Can anyone help me understand how to handle compressing/expanding the dimension of a tensor using EinsumDense?

I have a timeseries (not NLP) input tensor of the shape (batch, horizon, features) wherein the intended output is (1, H, F); H is an arbitrary horizon and F is an arbitrary feature size. I'm actually using EinsumDense as my Feed Forward Network in a transformer encoder module and as a final dense layer in the transformer's output. The FFN should map (1, horizon, features) to (1, H, features) and the final dense layer should map (1, H, features) to (1, H, F).

My current equation is shf,h->shf for the FFN, and shf,hfyz->syz for the dense layer, however I'm getting a less than optimal result as compared to my original setup where there was no change in the horizon length and my equations were shf,h->shf and shf,hz->shz respectively.

CodePudding user response:

My two cents,

First, intuitive understanding of the transformer encoder: Given (batch, horizon, features), attention mechanism tries to find a weighted linear combination of the (projected) features . The combining weights are obtained by the attention scores. This step is between features. Here one token (horizon) information is mixed with other. The FFN layer that comes next does a linear combination of values within features.

Coming to EinsumDense layers defined above.

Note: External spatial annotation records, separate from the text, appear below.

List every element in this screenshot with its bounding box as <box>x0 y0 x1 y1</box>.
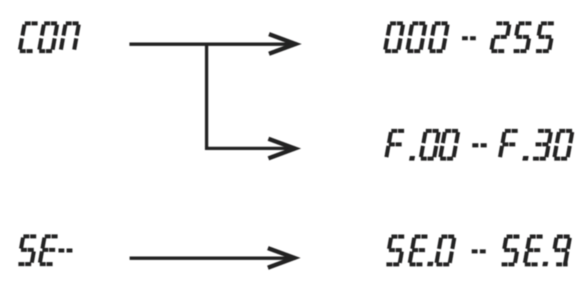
7-seg char "5" <box>514 23 532 51</box>
arrow to F.00-F.30 <box>205 139 296 159</box>
7-seg char "S" <box>386 237 404 265</box>
7-seg char "E" <box>410 237 428 265</box>
7-seg char "0" <box>385 23 403 51</box>
7-seg char "O" <box>39 23 57 51</box>
branch line down <box>205 43 208 150</box>
7-seg char "C" <box>20 23 38 51</box>
7-seg char "0" <box>421 131 439 159</box>
7-seg char "9" <box>554 237 569 265</box>
7-seg char "E" <box>40 236 58 264</box>
7-seg char "E" <box>525 237 543 265</box>
7-seg char "2" <box>491 23 509 51</box>
7-seg char "F" <box>386 131 404 157</box>
7-seg char "0" <box>407 23 425 51</box>
7-seg char "F" <box>500 131 518 157</box>
value range SE.0 - SE.9 <box>386 237 569 266</box>
7-seg char "3" <box>533 131 551 159</box>
value range 000 - 255 <box>385 23 554 51</box>
arrow from COn to 000-255 <box>129 34 296 54</box>
7-seg char "5" <box>536 23 554 51</box>
7-seg char "0" <box>430 23 448 51</box>
7-seg char "0" <box>436 237 454 265</box>
label SE- <box>18 236 72 264</box>
7-seg char "S" <box>502 237 520 265</box>
7-seg char "n" <box>61 23 79 49</box>
label COn <box>20 23 79 51</box>
value range F.00 - F.30 <box>386 131 572 160</box>
arrow from SE- to SE.0-SE.9 <box>130 248 296 268</box>
7-seg char "0" <box>554 131 572 159</box>
7-seg char "S" <box>18 236 36 264</box>
7-seg char "0" <box>440 131 458 159</box>
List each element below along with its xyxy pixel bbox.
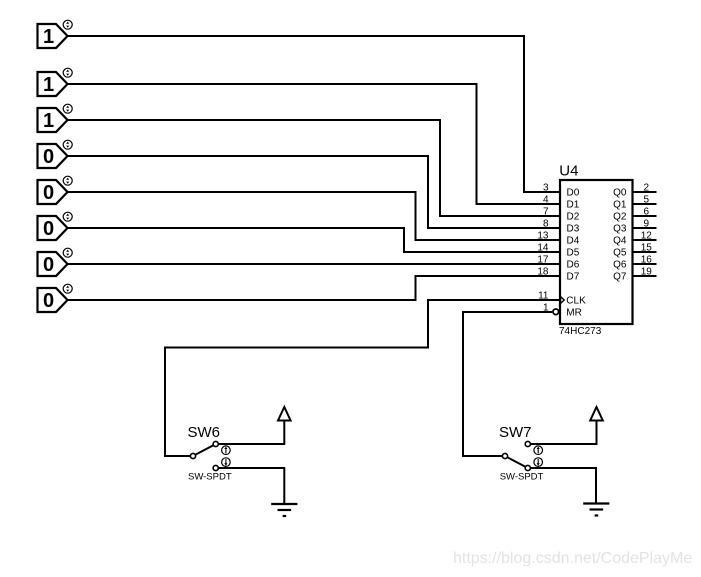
SW7 pole contact bbox=[502, 453, 507, 458]
SW7 actuator up bbox=[534, 446, 543, 455]
svg-text:3: 3 bbox=[543, 182, 549, 193]
power symbol (SW7) bbox=[590, 407, 603, 421]
svg-text:4: 4 bbox=[543, 194, 549, 205]
logic state input P3 value 1 bbox=[38, 104, 73, 132]
pin stub Q6 (pin 16) bbox=[633, 263, 657, 265]
SW6 actuator down bbox=[222, 458, 231, 467]
wire: SW6 top throw to power bbox=[218, 420, 284, 444]
wire: P1 to U4 D0 (pin 3) bbox=[68, 36, 561, 192]
logic state input P8 value 0 bbox=[38, 284, 73, 312]
pin stub Q5 (pin 15) bbox=[633, 251, 657, 253]
svg-text:D7: D7 bbox=[567, 272, 580, 283]
switch SW6 (SPDT) bbox=[188, 424, 232, 482]
svg-text:0: 0 bbox=[43, 290, 54, 312]
svg-text:SW-SPDT: SW-SPDT bbox=[188, 471, 232, 482]
logic state input P2 value 1 bbox=[38, 68, 73, 96]
svg-text:6: 6 bbox=[644, 206, 650, 217]
logic state input P1 value 1 bbox=[38, 20, 73, 48]
logic state input P4 value 0 bbox=[38, 140, 73, 168]
svg-text:Q3: Q3 bbox=[613, 224, 627, 235]
svg-text:14: 14 bbox=[537, 242, 549, 253]
svg-text:Q4: Q4 bbox=[613, 236, 627, 247]
pin stub Q2 (pin 6) bbox=[633, 215, 657, 217]
wire: P4 to U4 D3 (pin 8) bbox=[68, 156, 561, 228]
svg-text:0: 0 bbox=[43, 146, 54, 168]
svg-text:CLK: CLK bbox=[566, 296, 586, 307]
SW6 actuator up bbox=[222, 446, 231, 455]
svg-text:Q5: Q5 bbox=[613, 248, 627, 259]
svg-text:13: 13 bbox=[537, 230, 549, 241]
pin stub Q7 (pin 19) bbox=[633, 275, 657, 277]
clock wedge on CLK pin bbox=[561, 297, 565, 304]
SW6 bottom throw contact bbox=[213, 465, 218, 470]
pin stub Q1 (pin 5) bbox=[633, 203, 657, 205]
svg-text:D6: D6 bbox=[567, 260, 580, 271]
svg-text:D5: D5 bbox=[567, 248, 580, 259]
svg-text:SW6: SW6 bbox=[188, 424, 221, 441]
svg-text:SW7: SW7 bbox=[499, 424, 532, 441]
svg-text:0: 0 bbox=[43, 182, 54, 204]
wire: P7 to U4 D6 (pin 17) bbox=[68, 263, 561, 265]
SW7 top throw contact bbox=[525, 441, 530, 446]
wire: P6 to U4 D5 (pin 14) bbox=[68, 228, 561, 252]
svg-text:16: 16 bbox=[641, 254, 653, 265]
svg-text:Q7: Q7 bbox=[613, 272, 627, 283]
svg-text:2: 2 bbox=[644, 182, 650, 193]
SW6 pole contact bbox=[190, 453, 195, 458]
ground symbol (SW7) bbox=[583, 504, 609, 516]
logic state input P7 value 0 bbox=[38, 248, 73, 276]
wire: U4 CLK (pin 11) to SW6 pole bbox=[165, 300, 560, 456]
wire: SW7 bottom throw to ground bbox=[530, 468, 596, 504]
svg-text:D0: D0 bbox=[567, 188, 580, 199]
wire: P5 to U4 D4 (pin 13) bbox=[68, 192, 561, 240]
svg-text:Q2: Q2 bbox=[613, 212, 627, 223]
svg-text:D4: D4 bbox=[567, 236, 580, 247]
logic state input P6 value 0 bbox=[38, 212, 73, 240]
wire: SW6 bottom throw to ground bbox=[218, 468, 284, 504]
svg-text:7: 7 bbox=[543, 206, 549, 217]
svg-text:https://blog.csdn.net/CodePlay: https://blog.csdn.net/CodePlayMe bbox=[453, 550, 692, 567]
svg-text:SW-SPDT: SW-SPDT bbox=[500, 471, 544, 482]
SW7 bottom throw contact bbox=[525, 465, 530, 470]
svg-text:1: 1 bbox=[43, 26, 54, 48]
svg-text:74HC273: 74HC273 bbox=[559, 326, 602, 337]
svg-text:9: 9 bbox=[644, 218, 650, 229]
svg-text:D1: D1 bbox=[567, 200, 580, 211]
SW6 lever (thrown up) bbox=[195, 445, 213, 455]
svg-text:1: 1 bbox=[43, 110, 54, 132]
svg-text:D2: D2 bbox=[567, 212, 580, 223]
svg-text:D3: D3 bbox=[567, 224, 580, 235]
ground symbol (SW6) bbox=[271, 504, 297, 516]
switch SW7 (SPDT) bbox=[499, 424, 544, 482]
svg-text:Q0: Q0 bbox=[613, 188, 627, 199]
svg-text:Q6: Q6 bbox=[613, 260, 627, 271]
svg-text:0: 0 bbox=[43, 218, 54, 240]
pin stub Q0 (pin 2) bbox=[633, 191, 657, 193]
wire: U4 MR (pin 1) to SW7 pole bbox=[463, 312, 552, 456]
inversion bubble on MR pin bbox=[553, 309, 559, 315]
svg-text:1: 1 bbox=[43, 74, 54, 96]
svg-text:19: 19 bbox=[641, 266, 653, 277]
SW7 actuator down bbox=[534, 458, 543, 467]
svg-text:5: 5 bbox=[644, 194, 650, 205]
svg-text:MR: MR bbox=[566, 308, 582, 319]
wire: P3 to U4 D2 (pin 7) bbox=[68, 120, 561, 216]
svg-text:18: 18 bbox=[537, 266, 549, 277]
svg-text:Q1: Q1 bbox=[613, 200, 627, 211]
IC U4 body bbox=[560, 180, 633, 324]
wire: SW7 top throw to power bbox=[530, 420, 596, 444]
svg-text:12: 12 bbox=[641, 230, 653, 241]
wire: P8 to U4 D7 (pin 18) bbox=[68, 276, 561, 300]
SW6 top throw contact bbox=[213, 441, 218, 446]
pin stub Q3 (pin 9) bbox=[633, 227, 657, 229]
power symbol (SW6) bbox=[278, 407, 291, 421]
svg-text:U4: U4 bbox=[559, 163, 578, 180]
svg-text:8: 8 bbox=[543, 218, 549, 229]
SW7 lever (thrown down) bbox=[507, 457, 525, 467]
svg-text:15: 15 bbox=[641, 242, 653, 253]
pin stub Q4 (pin 12) bbox=[633, 239, 657, 241]
logic state input P5 value 0 bbox=[38, 176, 73, 204]
svg-text:0: 0 bbox=[43, 254, 54, 276]
svg-text:17: 17 bbox=[537, 254, 549, 265]
wire: P2 to U4 D1 (pin 4) bbox=[68, 84, 561, 204]
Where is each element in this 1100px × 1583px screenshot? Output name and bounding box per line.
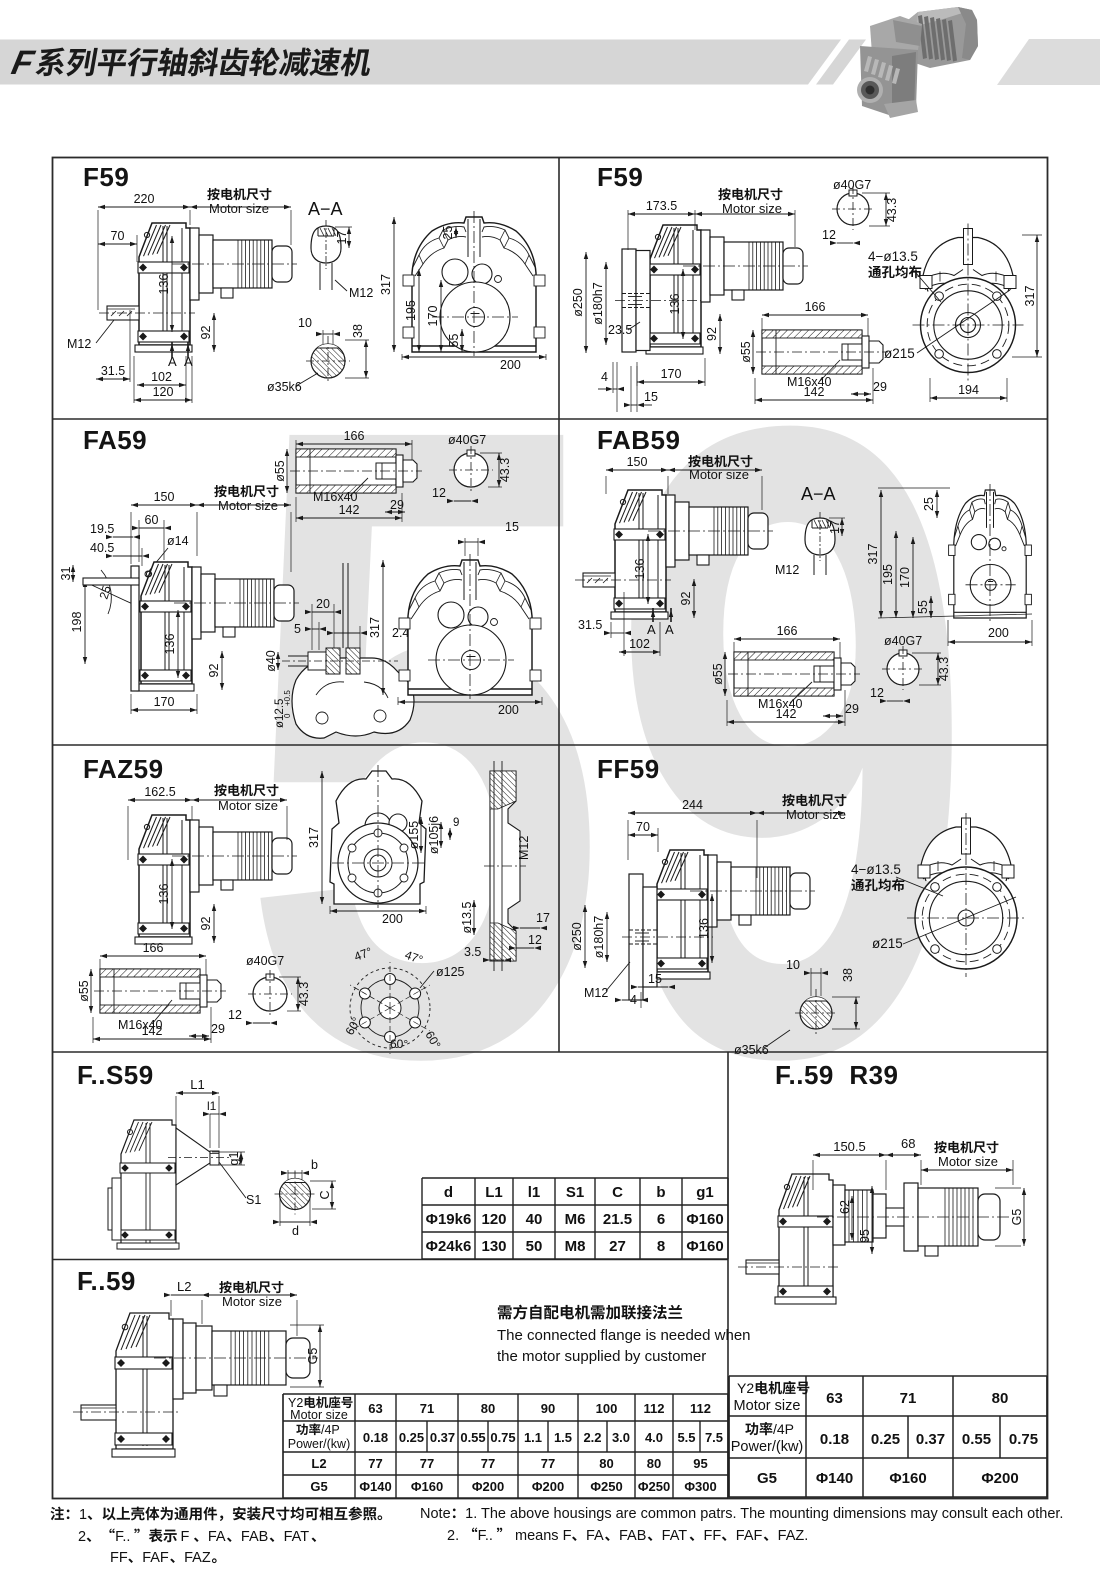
svg-text:95: 95 (858, 1229, 872, 1243)
svg-text:166: 166 (805, 300, 826, 314)
svg-text:A: A (665, 622, 674, 637)
svg-text:F..: F.. (478, 1528, 493, 1544)
svg-text:FAB: FAB (241, 1529, 268, 1545)
svg-text:Note: Note (420, 1506, 451, 1522)
svg-text:120: 120 (481, 1211, 506, 1228)
svg-text:3.5: 3.5 (464, 945, 481, 959)
svg-text:170: 170 (898, 567, 912, 588)
svg-text:12: 12 (432, 486, 446, 500)
svg-text:100: 100 (596, 1401, 618, 1416)
svg-text:112: 112 (690, 1401, 711, 1416)
svg-text:200: 200 (500, 358, 521, 372)
svg-text:ø40G7: ø40G7 (833, 178, 871, 192)
svg-text:ø155: ø155 (407, 821, 421, 850)
svg-text:F..: F.. (115, 1529, 130, 1545)
svg-text:27: 27 (609, 1238, 626, 1255)
svg-text:29: 29 (845, 702, 859, 716)
svg-text:Φ160: Φ160 (411, 1479, 443, 1494)
svg-text:Φ19k6: Φ19k6 (426, 1211, 472, 1228)
svg-text:142: 142 (776, 707, 797, 721)
svg-text:Y: Y (737, 1380, 747, 1396)
svg-text:Power/(kw): Power/(kw) (288, 1437, 351, 1451)
svg-text:130: 130 (481, 1238, 506, 1255)
svg-text:120: 120 (153, 385, 174, 399)
svg-text:244: 244 (682, 798, 703, 812)
svg-text:40: 40 (526, 1211, 543, 1228)
svg-text:FAT: FAT (662, 1528, 688, 1544)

shf,h->shf: This just scales the individual features.

#example
a = tf.random.uniform(minval=1, maxval=3, shape=(1,2,3), dtype=tf.int32)
#[[[1, 2, 2],
   [2, 2, 1]]       
b = tf.random.uniform(minval=2, maxval=4, shape=(2,), dtype=tf.int32) 
#[3, 2]
tf.einsum('shf,h->shf', a,b)
# [[[3, 6, 6], #first feature is scaled with 3
    [4, 4, 2]]],#second feature is scaled with 2

shf,hz->shz: This does a linear combination within features

#example
b = tf.random.uniform(minval=2, maxval=4, shape=(2,6), dtype=tf.int32)
#[[3, 3, 3, 3, 3, 3],
  [2, 2, 2, 3, 2, 3]]
tf.einsum('shf,hz->shz', a,b)
[[[15, 15, 15, 15, 15, 15], #here every value is a linear combination of the first feature [1, 2, 2] with b. The first value is sum([1,2,2]*3)
  [10, 10, 10, 15, 10, 15]]

The above two resembles the transformer encoder architecture, with a feature scaling layer. And the output structure is preserved (batch, H, F)

shf,hfyz->syz: This does both between features and within features combination.

#example
b = tf.random.uniform(minval=2, maxval=4, shape=(2,3,4,5), dtype=tf.int32)
tf.einsum('shf,hfyz->syz', a,b)
#each element output `(i,j)` is a dot product of a and b[:,:,i,j] 
#first element is tf.reduce_sum(a*b[:,:,0,0])

Here the output (s,y,z), y doesnt correspond to horizon and z doesnt correspond to features, but a combination of values between them.